As the orders gathered around him, Lalith knew he would let the jungle swallow him. He was not strong enough; he did not possess the necessary wisdom to understand the logic of this plan, nor did he have the bravery to combat his own dread. Like a boy, he still clung to words like good and bad, fair and unjust, right and wrong. He distrusted his simplicity and all its weaknesses. What he was good at was making himself invisible, and there was no room for heroism in that. He did not want to smell death again, not in the heavy cotton of an enemy’s jacket, nor in the fires that would envelop the reeducation camp. And so as the evening meal ended, Lalith took small steps backward, away from the fire, away from his brothers, away from duty and responsibility. Manju, perhaps sensing something, looked up and nodded at Lalith as he teetered backward, on the edge of still being seen. Manju’s nod carried the finality of a good-bye. It would be the last time they saw each other, and Lalith hoped that in that slight gesture, there had been an older brother’s blessing.

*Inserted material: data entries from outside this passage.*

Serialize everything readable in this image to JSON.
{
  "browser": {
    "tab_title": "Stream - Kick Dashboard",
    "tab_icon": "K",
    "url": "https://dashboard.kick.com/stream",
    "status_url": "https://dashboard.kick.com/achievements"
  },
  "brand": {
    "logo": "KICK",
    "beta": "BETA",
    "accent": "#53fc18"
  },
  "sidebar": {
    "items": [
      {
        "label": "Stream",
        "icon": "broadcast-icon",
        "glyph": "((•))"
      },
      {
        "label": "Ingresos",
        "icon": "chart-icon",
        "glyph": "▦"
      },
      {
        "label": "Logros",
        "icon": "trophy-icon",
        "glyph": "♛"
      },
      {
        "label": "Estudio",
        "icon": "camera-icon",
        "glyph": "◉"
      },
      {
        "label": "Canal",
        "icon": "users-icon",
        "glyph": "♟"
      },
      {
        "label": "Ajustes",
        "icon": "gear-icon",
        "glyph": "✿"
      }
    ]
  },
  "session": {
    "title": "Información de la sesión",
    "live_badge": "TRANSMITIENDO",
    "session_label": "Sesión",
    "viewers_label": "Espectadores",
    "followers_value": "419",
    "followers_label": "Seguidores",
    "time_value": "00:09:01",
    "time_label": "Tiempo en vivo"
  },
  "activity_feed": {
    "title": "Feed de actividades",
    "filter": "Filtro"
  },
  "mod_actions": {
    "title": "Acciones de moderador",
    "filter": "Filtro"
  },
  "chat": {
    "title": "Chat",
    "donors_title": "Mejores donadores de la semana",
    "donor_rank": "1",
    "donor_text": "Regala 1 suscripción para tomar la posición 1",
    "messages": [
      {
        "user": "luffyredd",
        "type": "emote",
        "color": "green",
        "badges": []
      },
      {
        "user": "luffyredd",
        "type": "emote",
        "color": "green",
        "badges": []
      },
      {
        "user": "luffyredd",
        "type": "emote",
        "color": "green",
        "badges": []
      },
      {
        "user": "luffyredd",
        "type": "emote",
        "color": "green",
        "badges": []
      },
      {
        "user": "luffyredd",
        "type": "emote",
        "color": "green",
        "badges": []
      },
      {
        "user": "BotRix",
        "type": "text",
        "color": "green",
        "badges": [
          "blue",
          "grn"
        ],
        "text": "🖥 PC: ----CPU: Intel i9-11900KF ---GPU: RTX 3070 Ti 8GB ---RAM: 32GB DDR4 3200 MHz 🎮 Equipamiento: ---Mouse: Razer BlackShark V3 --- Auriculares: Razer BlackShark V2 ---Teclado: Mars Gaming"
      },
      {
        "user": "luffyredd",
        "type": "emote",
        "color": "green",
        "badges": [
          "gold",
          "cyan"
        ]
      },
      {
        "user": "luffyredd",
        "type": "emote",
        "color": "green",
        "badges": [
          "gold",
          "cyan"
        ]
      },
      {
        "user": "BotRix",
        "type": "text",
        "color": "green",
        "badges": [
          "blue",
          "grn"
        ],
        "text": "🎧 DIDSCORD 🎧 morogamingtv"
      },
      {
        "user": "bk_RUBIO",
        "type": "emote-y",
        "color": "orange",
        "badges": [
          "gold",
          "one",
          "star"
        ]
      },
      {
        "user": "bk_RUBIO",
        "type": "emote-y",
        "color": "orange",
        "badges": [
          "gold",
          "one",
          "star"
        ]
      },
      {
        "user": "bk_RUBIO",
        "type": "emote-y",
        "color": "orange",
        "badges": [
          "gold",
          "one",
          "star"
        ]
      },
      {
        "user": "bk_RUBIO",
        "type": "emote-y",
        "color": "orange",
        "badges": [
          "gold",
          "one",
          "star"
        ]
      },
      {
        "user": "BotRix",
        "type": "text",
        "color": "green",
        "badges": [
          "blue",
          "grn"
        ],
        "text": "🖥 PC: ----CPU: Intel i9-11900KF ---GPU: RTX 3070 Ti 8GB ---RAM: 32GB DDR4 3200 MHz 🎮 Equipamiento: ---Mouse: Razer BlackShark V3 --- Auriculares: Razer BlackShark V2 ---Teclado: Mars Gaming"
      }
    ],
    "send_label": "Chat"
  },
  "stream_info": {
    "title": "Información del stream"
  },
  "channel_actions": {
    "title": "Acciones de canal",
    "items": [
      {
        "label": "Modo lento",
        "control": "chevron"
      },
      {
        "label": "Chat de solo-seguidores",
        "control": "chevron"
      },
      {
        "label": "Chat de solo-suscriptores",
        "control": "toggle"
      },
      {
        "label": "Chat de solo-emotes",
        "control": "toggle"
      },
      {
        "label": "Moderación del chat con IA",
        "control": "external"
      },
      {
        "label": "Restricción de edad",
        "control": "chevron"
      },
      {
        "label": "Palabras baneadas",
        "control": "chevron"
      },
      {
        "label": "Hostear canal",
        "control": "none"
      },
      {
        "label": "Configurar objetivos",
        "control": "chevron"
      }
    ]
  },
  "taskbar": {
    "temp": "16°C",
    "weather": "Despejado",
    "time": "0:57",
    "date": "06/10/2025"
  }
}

LALITH OPENED HIS eyes. Sunitha was crouched across from him, her head in her palm. Against the silence, Lalith heard her speak. “You talk in your sleep like a little boy. I listened to your story, and I will not tell your sister, though I know she would forgive you.” Sunitha winked as she stood. “Shall I dance for you once more before I go?” Lalith smiled and the green fabric began its sweeping movements. He felt the breeze of the whipping silk across his mouth and neck. He smelled the cardamom-and-curry smokiness of his mother’s kitchen and the powdered sweetness of Nilanthi’s handkerchiefs. He smelled Batticaloa’s fish market and the temple’s incense. As she spun and twirled, Sunitha’s dancing sari blended into the thickness of the flat and heavy leaves. Her anklets clinked and jingled, growing softer until both she and the music of her dancing disappeared, carrying Lalith’s story into the silence of the jungle.